A larger burdock than this (A. Lappa) may be more common in a few localities of the East, but wherever one wanders, this plebeian boldly asserts itself. In close-cropped pastures it still flourishes with the well-armed thistles and mulleins, for the great leaves contain an exceedingly bitter, sour juice, distasteful to grazers. Nevertheless the unpaid cattle, like every other beast and man, must nolens volens transplant the burs far away from the parent plant to found new colonies. Literally by hook or by crook they steal a ride on every switching tail, every hairy dog and woolly sheep, every trouser-leg or petticoat. Even the children, who make dolls and baskets of burdock burs, aid them in their insatiate love of travel. Wherever man goes, they follow, until, having crossed Europe - with the Romans? - they are now at home throughout this continent. Their vitality is amazing; persecution with scythe and plow may retard, but never check their victorious march. Opportunity for a seed to germinate may not come until late in the summer; but at once the plant sets to work putting forth flowers and maturing seed, losing no time in developing superfluous stalk and branches. Butterflies, which, like the Hoboken Dutch, ever delight in magenta, and bees of various kinds, find these flowers, with a slight fragrance as an additional attraction, generous entertainers.
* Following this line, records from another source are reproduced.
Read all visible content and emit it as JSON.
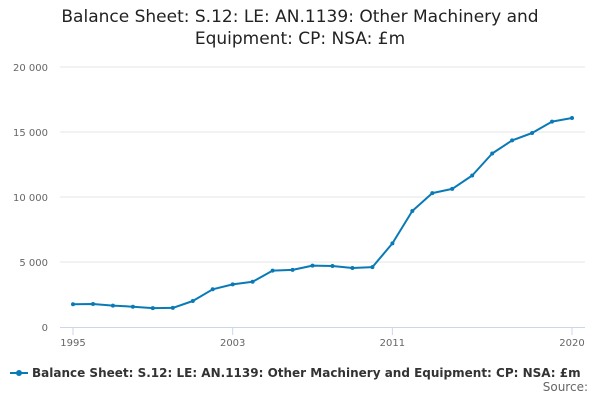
{
  "chart_data": {
    "type": "line",
    "title": "Balance Sheet: S.12: LE: AN.1139: Other Machinery and Equipment: CP: NSA: £m",
    "title_lines": [
      "Balance Sheet: S.12: LE: AN.1139: Other Machinery and",
      "Equipment: CP: NSA: £m"
    ],
    "xlabel": "",
    "ylabel": "",
    "x": [
      1995,
      1996,
      1997,
      1998,
      1999,
      2000,
      2001,
      2002,
      2003,
      2004,
      2005,
      2006,
      2007,
      2008,
      2009,
      2010,
      2011,
      2012,
      2013,
      2014,
      2015,
      2016,
      2017,
      2018,
      2019,
      2020
    ],
    "x_ticks": [
      "1995",
      "2003",
      "2011",
      "2020"
    ],
    "x_tick_values": [
      1995,
      2003,
      2011,
      2020
    ],
    "y_ticks": [
      "0",
      "5 000",
      "10 000",
      "15 000",
      "20 000"
    ],
    "y_tick_values": [
      0,
      5000,
      10000,
      15000,
      20000
    ],
    "xlim": [
      1995,
      2020
    ],
    "ylim": [
      0,
      20000
    ],
    "grid": "horizontal",
    "legend_position": "bottom",
    "series": [
      {
        "name": "Balance Sheet: S.12: LE: AN.1139: Other Machinery and Equipment: CP: NSA: £m",
        "color": "#0a7ab6",
        "values": [
          1750,
          1770,
          1650,
          1560,
          1450,
          1470,
          2000,
          2900,
          3280,
          3480,
          4340,
          4390,
          4720,
          4690,
          4540,
          4610,
          6430,
          8920,
          10300,
          10620,
          11650,
          13350,
          14350,
          14920,
          15800,
          16080
        ]
      }
    ]
  },
  "credits": "Source:"
}
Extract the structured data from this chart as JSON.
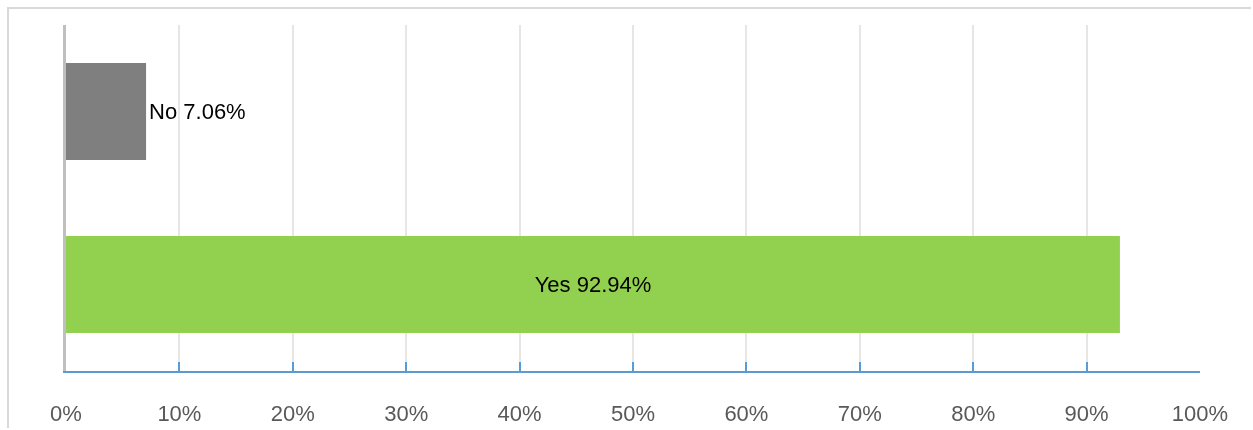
{
  "chart_data": {
    "type": "bar",
    "orientation": "horizontal",
    "categories": [
      null,
      null
    ],
    "values": [
      7.06,
      92.94
    ],
    "colors": [
      "#7f7f7f",
      "#92d050"
    ],
    "value_labels": [
      "No 7.06%",
      "Yes 92.94%"
    ],
    "xlim": [
      0,
      100
    ],
    "xticks": [
      {
        "value": 0,
        "label": "0%"
      },
      {
        "value": 10,
        "label": "10%"
      },
      {
        "value": 20,
        "label": "20%"
      },
      {
        "value": 30,
        "label": "30%"
      },
      {
        "value": 40,
        "label": "40%"
      },
      {
        "value": 50,
        "label": "50%"
      },
      {
        "value": 60,
        "label": "60%"
      },
      {
        "value": 70,
        "label": "70%"
      },
      {
        "value": 80,
        "label": "80%"
      },
      {
        "value": 90,
        "label": "90%"
      },
      {
        "value": 100,
        "label": "100%"
      }
    ],
    "grid": "x",
    "tick_labels": "x"
  }
}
Pink, of all colors, is the most unstable in our flora, and the most likely to fade. Magentas incline to purple, on the one hand, or to pure pink on the other, and delicate shades quickly blanch when long exposed to the sun's rays. Thus we frequently find white blossoms of the once pink rhododendron, laurel, azalea, bouncing Bet, and turtle-head. Albinos, too, regularly occur in numerous species. Many colored flowers show a tendency among individuals to revert to the white type of their ancestors. The reader should bear these facts in mind, and search for his unidentified flower in the previous section or in the following one if this group does not contain it.
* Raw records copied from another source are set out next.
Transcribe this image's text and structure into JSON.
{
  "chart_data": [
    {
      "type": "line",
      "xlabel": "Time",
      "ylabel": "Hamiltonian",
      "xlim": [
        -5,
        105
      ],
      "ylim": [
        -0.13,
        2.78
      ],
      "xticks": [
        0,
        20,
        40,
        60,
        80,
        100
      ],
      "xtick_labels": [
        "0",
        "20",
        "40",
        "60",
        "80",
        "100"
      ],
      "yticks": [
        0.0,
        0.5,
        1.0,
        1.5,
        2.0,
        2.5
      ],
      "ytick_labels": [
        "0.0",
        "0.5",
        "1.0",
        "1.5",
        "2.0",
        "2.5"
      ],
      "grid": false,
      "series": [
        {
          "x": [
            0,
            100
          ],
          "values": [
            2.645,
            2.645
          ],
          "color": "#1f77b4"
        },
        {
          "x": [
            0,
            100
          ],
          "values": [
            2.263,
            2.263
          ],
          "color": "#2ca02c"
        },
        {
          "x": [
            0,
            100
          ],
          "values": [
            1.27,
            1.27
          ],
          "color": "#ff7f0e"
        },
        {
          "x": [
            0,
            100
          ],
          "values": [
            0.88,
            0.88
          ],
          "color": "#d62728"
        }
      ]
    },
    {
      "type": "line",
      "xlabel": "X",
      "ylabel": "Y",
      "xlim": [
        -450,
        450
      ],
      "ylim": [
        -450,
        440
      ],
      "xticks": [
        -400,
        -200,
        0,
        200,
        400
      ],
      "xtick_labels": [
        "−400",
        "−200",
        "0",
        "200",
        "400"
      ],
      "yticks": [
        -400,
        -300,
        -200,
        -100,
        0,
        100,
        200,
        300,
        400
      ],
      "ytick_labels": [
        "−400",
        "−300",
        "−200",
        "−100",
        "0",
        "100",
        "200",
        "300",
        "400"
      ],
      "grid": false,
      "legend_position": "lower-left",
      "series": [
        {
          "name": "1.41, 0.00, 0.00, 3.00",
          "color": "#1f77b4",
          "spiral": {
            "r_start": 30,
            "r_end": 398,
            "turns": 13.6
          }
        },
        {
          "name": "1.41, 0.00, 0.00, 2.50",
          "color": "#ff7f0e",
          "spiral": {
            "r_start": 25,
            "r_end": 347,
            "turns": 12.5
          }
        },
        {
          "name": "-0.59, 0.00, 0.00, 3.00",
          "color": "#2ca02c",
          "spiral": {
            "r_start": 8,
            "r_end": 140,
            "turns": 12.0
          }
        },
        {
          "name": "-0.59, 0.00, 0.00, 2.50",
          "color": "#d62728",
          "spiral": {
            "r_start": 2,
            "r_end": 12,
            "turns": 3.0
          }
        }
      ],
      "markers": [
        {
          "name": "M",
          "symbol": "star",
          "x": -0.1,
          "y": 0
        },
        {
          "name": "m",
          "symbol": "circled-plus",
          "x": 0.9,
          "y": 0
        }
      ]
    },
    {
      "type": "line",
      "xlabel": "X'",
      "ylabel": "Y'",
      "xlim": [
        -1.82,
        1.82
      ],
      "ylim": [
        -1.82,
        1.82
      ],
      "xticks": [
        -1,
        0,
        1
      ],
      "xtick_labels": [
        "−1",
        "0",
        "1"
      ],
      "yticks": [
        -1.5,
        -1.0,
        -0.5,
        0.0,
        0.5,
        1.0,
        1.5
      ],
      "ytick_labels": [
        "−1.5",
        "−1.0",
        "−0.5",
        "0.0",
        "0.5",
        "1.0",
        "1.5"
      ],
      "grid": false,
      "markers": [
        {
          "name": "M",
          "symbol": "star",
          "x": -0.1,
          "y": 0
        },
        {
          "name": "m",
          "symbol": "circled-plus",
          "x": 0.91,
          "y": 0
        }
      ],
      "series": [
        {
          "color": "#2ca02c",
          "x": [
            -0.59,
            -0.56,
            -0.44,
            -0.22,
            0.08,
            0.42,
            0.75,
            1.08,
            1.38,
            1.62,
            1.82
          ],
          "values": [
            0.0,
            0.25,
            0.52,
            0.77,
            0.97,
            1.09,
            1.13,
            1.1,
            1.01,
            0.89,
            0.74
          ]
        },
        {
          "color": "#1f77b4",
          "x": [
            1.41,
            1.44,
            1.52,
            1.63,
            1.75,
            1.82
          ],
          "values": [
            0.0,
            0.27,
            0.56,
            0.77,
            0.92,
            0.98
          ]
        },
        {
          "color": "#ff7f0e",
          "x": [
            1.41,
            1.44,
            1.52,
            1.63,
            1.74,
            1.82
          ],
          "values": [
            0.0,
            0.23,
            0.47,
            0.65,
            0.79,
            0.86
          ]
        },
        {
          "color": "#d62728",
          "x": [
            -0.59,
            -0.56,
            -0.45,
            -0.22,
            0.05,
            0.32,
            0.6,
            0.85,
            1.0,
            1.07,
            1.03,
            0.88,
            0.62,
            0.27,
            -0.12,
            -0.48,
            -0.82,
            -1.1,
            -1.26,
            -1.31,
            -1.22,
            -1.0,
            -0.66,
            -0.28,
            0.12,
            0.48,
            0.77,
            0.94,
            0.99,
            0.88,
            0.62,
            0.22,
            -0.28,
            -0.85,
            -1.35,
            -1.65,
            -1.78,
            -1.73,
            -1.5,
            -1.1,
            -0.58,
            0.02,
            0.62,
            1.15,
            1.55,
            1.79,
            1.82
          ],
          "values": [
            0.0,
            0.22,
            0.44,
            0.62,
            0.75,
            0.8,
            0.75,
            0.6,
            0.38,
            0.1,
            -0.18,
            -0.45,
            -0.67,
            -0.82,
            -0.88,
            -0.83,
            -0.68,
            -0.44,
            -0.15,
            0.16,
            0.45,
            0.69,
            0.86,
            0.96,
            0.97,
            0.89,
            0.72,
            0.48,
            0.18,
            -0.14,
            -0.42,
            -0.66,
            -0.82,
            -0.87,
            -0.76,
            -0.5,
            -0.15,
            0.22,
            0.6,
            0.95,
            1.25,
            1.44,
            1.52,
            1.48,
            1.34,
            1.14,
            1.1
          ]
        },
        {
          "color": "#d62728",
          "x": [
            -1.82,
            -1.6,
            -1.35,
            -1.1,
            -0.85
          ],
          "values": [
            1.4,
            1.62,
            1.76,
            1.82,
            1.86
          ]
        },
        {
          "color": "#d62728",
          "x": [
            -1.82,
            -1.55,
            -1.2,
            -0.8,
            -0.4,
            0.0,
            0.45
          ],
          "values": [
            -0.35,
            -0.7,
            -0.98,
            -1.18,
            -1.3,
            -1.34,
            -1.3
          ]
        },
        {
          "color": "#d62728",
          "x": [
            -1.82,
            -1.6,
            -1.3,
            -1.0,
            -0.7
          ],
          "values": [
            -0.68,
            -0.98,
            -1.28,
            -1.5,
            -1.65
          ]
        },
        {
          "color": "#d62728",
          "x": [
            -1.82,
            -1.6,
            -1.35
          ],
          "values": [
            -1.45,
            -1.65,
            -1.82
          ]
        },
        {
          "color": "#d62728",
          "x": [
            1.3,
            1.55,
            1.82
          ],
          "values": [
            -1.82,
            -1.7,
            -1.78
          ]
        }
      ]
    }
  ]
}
WHITE AND GREENISH FLOWERS
"The transition from wind-fertilization to insect-fertilization and the first traces of adaptation to insects, could only be due to the influence of quite short-lipped insects with feebly developed color sense. The most primitive flowers are therefore for the most part simple, widely open, regular, devoid of nectar or with their nectar unconcealed and easily accessible, and greenish, white, or yellow in color.... Lepidoptera, by the thinness, sometimes by the length, of their tongues, were able to produce special modifications. Through their agency were developed flowers with long and narrow tubes, whose colors and time of opening were in relation to the tastes and habits of their visitors." - Hermann Muller.
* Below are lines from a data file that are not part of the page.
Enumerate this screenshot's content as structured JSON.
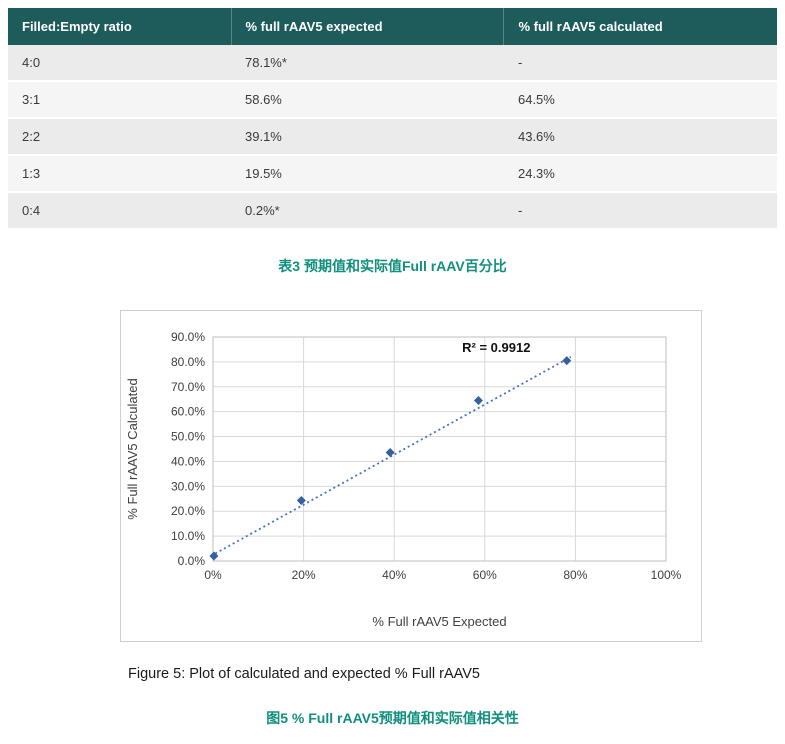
{
  "table": {
    "headers": [
      "Filled:Empty ratio",
      "% full rAAV5 expected",
      "% full rAAV5 calculated"
    ],
    "rows": [
      [
        "4:0",
        "78.1%*",
        "-"
      ],
      [
        "3:1",
        "58.6%",
        "64.5%"
      ],
      [
        "2:2",
        "39.1%",
        "43.6%"
      ],
      [
        "1:3",
        "19.5%",
        "24.3%"
      ],
      [
        "0:4",
        "0.2%*",
        "-"
      ]
    ],
    "caption": "表3 预期值和实际值Full rAAV百分比"
  },
  "figure": {
    "caption_en": "Figure 5: Plot of calculated and expected % Full rAAV5",
    "caption_zh": "图5 % Full rAAV5预期值和实际值相关性"
  },
  "chart_data": {
    "type": "scatter",
    "x": [
      0.2,
      19.5,
      39.1,
      58.6,
      78.1
    ],
    "y": [
      2.0,
      24.3,
      43.6,
      64.5,
      80.5
    ],
    "xlabel": "% Full rAAV5 Expected",
    "ylabel": "% Full rAAV5 Calculated",
    "xlim": [
      0,
      100
    ],
    "ylim": [
      0,
      90
    ],
    "x_ticks": [
      "0%",
      "20%",
      "40%",
      "60%",
      "80%",
      "100%"
    ],
    "y_ticks": [
      "0.0%",
      "10.0%",
      "20.0%",
      "30.0%",
      "40.0%",
      "50.0%",
      "60.0%",
      "70.0%",
      "80.0%",
      "90.0%"
    ],
    "grid": true,
    "legend": "none",
    "annotation": {
      "text": "R² = 0.9912",
      "x": 55,
      "y": 84
    },
    "trendline": {
      "x1": 0.5,
      "y1": 3,
      "x2": 79,
      "y2": 82
    },
    "marker_color": "#35609f",
    "trend_color": "#4472c4",
    "grid_color": "#d9d9d9",
    "plot_border_color": "#bfbfbf"
  },
  "colors": {
    "header_bg": "#1e5c5c",
    "header_text": "#ffffff",
    "caption_teal": "#10907c"
  }
}
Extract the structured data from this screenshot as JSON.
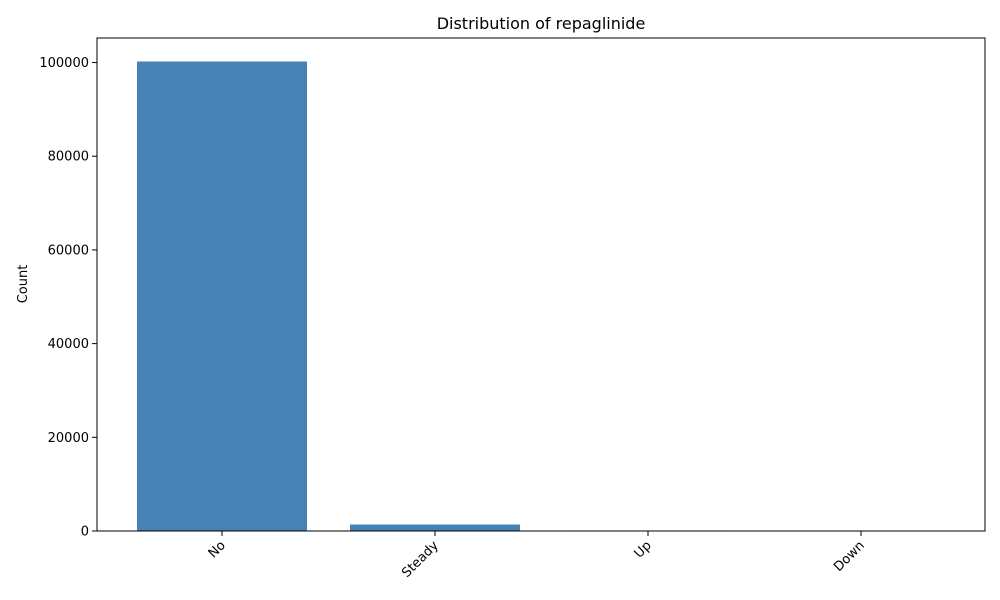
{
  "chart_data": {
    "type": "bar",
    "title": "Distribution of repaglinide",
    "xlabel": "",
    "ylabel": "Count",
    "categories": [
      "No",
      "Steady",
      "Up",
      "Down"
    ],
    "values": [
      100227,
      1384,
      110,
      45
    ],
    "ylim": [
      0,
      105238
    ],
    "yticks": [
      0,
      20000,
      40000,
      60000,
      80000,
      100000
    ],
    "ytick_labels": [
      "0",
      "20000",
      "40000",
      "60000",
      "80000",
      "100000"
    ],
    "grid": false,
    "legend": "none",
    "bar_color": "#4682b4"
  }
}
"Of all colors, white is the prevailing one; and of white flowers a considerably larger proportion smell sweetly than of any other color, namely, 14.6 per cent; of red only 8.2 per cent are odoriferous. The fact of a large proportion of white flowers smelling sweetly may depend in part on those which are fertilized by moths requiring the double aid of conspicuousness in the dusk and of odor. So great is the economy of Nature, that most flowers which are fertilized by crepuscular or nocturnal insects emit their odor chiefly or exclusively in the evening." - Charles Darwin.